A la muerte de Ramón Vinyes, escribió Alfonso Fuenmayor: “Todos fuimos encontrándonos. Nadie había convocado a esa cita. Pero allí estábamos, más silenciosos que nunca, participando de una consternación a la que no podíamos ser ajenos. Faltaba Alejandro Obregón, ausente por Europa. Faltaba Juan B. Fernández R., ahora en Harvard. También Alfonso Carbonell, quien, en ese momento, en la otra vida acaso, ya habría reanudado con Vinyes el diálogo que hace dos años se interrumpió en el aeródromo con un abrazo que más que despedida parecía un profundo querer quedarse entre nosotros.
¿Qué mejor lugar que la librería de Jorge Rondón para recordar al hombre que, en una mañana de esta primavera catalana, fue encontrado muerto en su dormitorio de Barcelona? Porque cuando Ramón Vinyes no estaba escribiendo con la tinta violeta de siempre, cuando no se encontraba en algún espectáculo, cuando no estaba sentado en esa mesa en la que ‘hubiera estado Faulkner, si Faulkner viviera en Barranquilla’, se le podía ver allí en la librería, no como el hombre ilustre y eminente que era, sino casi como uno cualquiera de nosotros (digo nosotros en el mismo sentido que decía ustedes) con esa manera suya de ir poniendo una sonrisa, muchas veces imperceptible en esos mismos temas que para otros son demoledoramente serios y circunspectos”.
También sobre el último viaje del sabio catalán, lo que sigue es de Germán Vargas Cantillo: “Cuando hace algunos años murió Antoine de Saint-Exupéry, don Ramón Vinyes, al conocer el comentario que yo había escrito sobre el admirable autor de Tierra de hombres, me dijo, subrayando la frase con su imperecedera sonrisa escéptica: “Me gustaría morirme para que Ud. me escribiera una nota así”. Don Ramón ha muerto hace unas semanas y, francamente, me creo incapaz de escribir sobre él.

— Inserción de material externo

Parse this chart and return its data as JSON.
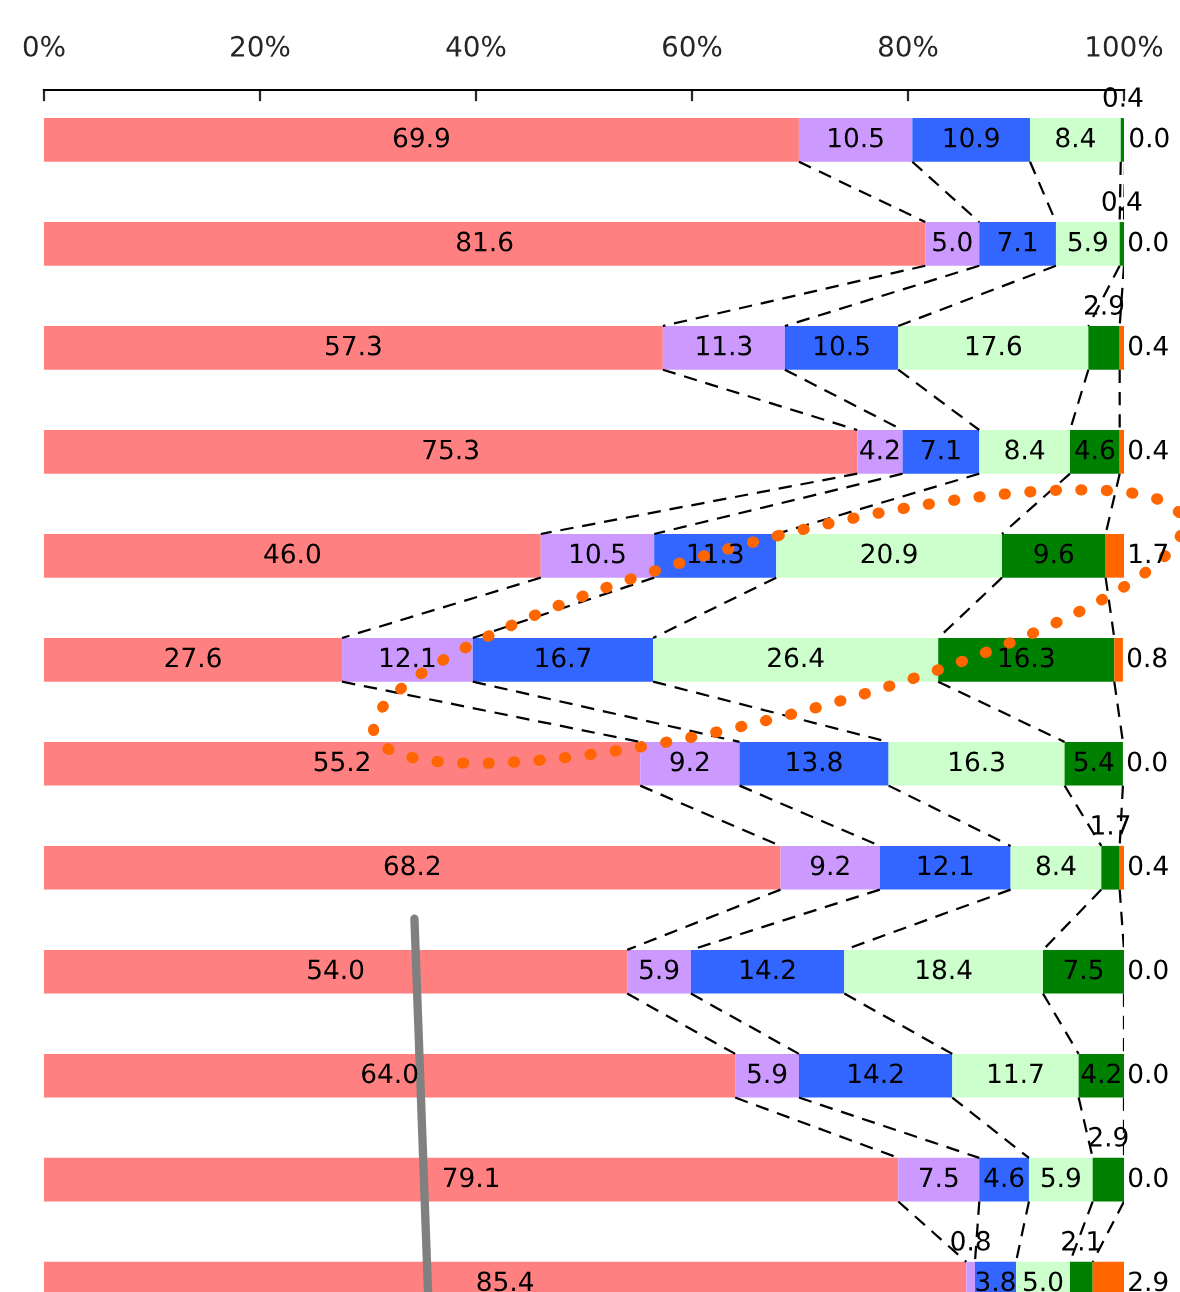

Y es que en el caso de Saint-Exupéry era mucho más fácil hacerlo porque, huelga decirlo, nunca fuimos, él y yo, amigos personales. Existió apenas y subsiste aún, aumentada con los años, la admiración entusiasta del lector por quien es una de las más puras voces de la literatura y de la decencia humana de Francia. Era, si se quiere una amistad unilateral y sin conocimiento personal directo. Pero en el caso de don Ramón, como en el de Alfonso Carbonell, otro amigo absurdamente muerto, surge la dificultad de escribir unas palabras que vienen a ser el reconocimiento total de que es cierto que él no va a llegar cualquier día a la mesa del café o a la librería a reanudar una conversación interrumpida hace unas horas o hace unos años mientras tomaba coca cola y nosotros –Jorge, Alfonso, Álvaro, Roberto, Rafael, Gabito– bebíamos tinto o una cerveza”.
Mucho tiempo después, a sus 72 años y poco antes de morir, Germán Vargas donó a la Casa de Poesía Silva, en Bogotá, las Ediciones Príncipes del libro Canciones, de Federico García Lorca, y de Veinte poemas de amor y una canción desesperada, de Pablo Neruda, los mismos libros que le había regalado Ramón Vinyes, en 1950, antes de regresarse por última vez a Barcelona.